4. Obamacare. The sweeping plan for “universal” health insurance sought, fundamentally, to make individuals dependent on the state, the better to open the door to even more sweeping changes. But it was the process of passing the bill that caused the real damage. To pass Obamacare, Obama bent and broke procedural rules; lied, repeatedly, about the policy; disguised a tax as a fee; and bullied the Supreme Court into compliance. It was the first major entitlement passed without bipartisan support.
5. Debt ceiling. Few of the Republicans who rode the Tea Party wave in 2010 made an issue out of the debt ceiling. But the Obama administration believed that a confrontation would help it regain full control of Congress. So it picked a fight over the debt, and forced a confrontation in the summer of 2011 that brought the country to the brink of default. Obama scuttled a “grand bargain” with Republicans by demanding higher taxes. The result: a hated budget “sequester” and a credit downgrade.
6. Benghazi. Presidents had lied to the country before about national security incidents: the Iran-Contra scandal, for example, left a stain on Ronald Reagan’s legacy. But no previous American president had abandoned Americans to die abroad without putting up a fight or making a serious effort to punish the perpetrators. In fact, in the heat of battle, Obama went to sleep and flew to a political fundraiser in Las Vegas the next day. It was an unprecedented abdication of his commander-in-chief role.
7. IRS scandal. Encouraged by Obama’s attacks on “dark money” and conservative political donors, the Internal Revenue Service began singling out conservative non-profit organizations for excessive scrutiny, denying them the ability to operate during the crucial 2012 elections, and trying to pry loose private information on their donors, their meetings, and even the content of their prayers.
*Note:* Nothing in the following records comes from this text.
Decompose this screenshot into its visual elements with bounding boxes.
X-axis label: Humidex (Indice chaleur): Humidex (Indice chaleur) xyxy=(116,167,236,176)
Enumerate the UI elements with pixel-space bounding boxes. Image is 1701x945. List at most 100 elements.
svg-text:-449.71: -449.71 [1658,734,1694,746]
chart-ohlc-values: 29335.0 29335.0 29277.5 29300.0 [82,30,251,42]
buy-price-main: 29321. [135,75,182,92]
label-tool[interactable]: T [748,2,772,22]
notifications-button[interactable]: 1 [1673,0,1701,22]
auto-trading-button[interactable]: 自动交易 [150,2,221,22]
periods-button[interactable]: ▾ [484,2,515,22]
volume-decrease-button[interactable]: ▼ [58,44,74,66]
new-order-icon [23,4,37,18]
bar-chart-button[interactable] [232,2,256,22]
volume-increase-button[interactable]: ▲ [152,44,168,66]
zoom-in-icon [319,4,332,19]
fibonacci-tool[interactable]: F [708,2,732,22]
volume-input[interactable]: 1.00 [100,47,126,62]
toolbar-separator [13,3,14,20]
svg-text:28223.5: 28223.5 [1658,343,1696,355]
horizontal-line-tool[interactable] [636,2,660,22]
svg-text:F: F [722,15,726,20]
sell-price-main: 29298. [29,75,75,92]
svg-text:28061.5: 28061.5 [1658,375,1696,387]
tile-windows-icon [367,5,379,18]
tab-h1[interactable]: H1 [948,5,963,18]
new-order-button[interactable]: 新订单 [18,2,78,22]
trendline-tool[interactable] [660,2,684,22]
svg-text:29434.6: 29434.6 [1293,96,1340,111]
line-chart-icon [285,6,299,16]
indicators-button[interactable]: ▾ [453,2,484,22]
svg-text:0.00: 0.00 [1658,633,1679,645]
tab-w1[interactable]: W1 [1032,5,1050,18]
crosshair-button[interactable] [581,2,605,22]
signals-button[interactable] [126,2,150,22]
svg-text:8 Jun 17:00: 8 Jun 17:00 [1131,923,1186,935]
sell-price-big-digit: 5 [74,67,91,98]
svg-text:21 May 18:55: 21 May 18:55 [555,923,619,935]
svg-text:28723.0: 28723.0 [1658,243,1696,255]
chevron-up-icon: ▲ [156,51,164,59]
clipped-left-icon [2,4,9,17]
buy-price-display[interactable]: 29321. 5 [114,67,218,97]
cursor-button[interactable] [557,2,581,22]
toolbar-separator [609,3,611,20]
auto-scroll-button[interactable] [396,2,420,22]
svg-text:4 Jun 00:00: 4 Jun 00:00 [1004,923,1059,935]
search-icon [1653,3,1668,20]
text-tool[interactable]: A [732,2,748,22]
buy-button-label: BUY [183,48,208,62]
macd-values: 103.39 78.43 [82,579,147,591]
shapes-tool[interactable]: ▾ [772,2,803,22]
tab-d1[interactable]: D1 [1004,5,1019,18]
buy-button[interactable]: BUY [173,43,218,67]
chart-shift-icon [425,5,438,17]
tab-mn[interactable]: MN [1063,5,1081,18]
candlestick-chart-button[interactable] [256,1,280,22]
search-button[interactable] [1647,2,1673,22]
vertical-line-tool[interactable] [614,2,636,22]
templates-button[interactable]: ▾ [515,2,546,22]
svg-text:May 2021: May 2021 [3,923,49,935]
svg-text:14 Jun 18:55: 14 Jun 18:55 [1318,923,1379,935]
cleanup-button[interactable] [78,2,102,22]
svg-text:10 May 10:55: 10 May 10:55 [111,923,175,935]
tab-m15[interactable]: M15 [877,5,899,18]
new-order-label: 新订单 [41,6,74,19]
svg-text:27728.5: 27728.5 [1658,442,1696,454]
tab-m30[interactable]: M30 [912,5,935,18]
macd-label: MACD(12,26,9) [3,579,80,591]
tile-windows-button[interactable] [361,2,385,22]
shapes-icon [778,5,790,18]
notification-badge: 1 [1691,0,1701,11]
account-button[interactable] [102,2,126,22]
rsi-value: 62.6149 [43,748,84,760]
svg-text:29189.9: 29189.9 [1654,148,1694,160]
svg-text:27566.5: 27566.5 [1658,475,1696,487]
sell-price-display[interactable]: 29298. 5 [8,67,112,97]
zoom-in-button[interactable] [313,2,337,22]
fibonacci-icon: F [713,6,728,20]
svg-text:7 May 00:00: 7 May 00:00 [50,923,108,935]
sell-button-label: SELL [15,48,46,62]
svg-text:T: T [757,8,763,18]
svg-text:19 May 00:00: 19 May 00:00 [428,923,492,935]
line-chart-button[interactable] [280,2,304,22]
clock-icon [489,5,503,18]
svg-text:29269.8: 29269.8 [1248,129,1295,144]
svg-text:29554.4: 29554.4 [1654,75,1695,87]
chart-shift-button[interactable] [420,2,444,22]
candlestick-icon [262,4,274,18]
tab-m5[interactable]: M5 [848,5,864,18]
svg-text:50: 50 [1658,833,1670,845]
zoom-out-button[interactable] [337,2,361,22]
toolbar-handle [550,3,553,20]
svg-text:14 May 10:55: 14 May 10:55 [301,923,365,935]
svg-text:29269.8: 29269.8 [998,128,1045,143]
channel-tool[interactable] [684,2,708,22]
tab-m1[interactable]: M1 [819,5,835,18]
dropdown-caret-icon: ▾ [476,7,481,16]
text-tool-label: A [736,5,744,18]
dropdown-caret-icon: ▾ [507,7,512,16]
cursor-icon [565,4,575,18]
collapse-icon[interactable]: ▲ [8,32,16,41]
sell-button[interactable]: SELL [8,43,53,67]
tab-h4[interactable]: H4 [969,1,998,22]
To this day, no Obama administration official has been punished for that horrific abuse of power.
8. AP scandal. Despite the media’s ongoing love affair with Obama, the administration targeted journalists for harassment, surveillance and prosecution. In one case, the Department of Justice seized phone records from the Associated Press; in another, the DOJ searched the emails of Fox News reporter James Rosen and his family. Congress later found Attorney General Eric Holder misled it when he told them in May 2013 he had not been involved in potential prosecution of the media.
9. Iran deal. After resisting sanctions on Iran, and holding off on any real action against the Iranian regime when it faced mass protests in 2009, Obama made a deal with Iran in 2015 that removed most sanctions in exchange for a mere temporary slowdown in the Iranian nuclear program. Worse, he refused to submit it to the Senate for ratification in accordance with the Constitution’s Treaty Clause, and Democrats blocked a weaker effort to submit the deal to an overall congressional vote.
10. Executive action on immigration. Obama abused prosecutorial discretion in 2012 in announcing “Deferred Action for Children of Americans” (DACA) in 2012, even after Congress declined to pass legislation on “Dreamers.” But the real offense came after the 2014 elections, when Obama defied the electorate and announced an “executive amnesty” — “Deferred Action for Parents of Americans” (DAPA) — that he himself said dozens of times was unconstitutional (he lost in the courts).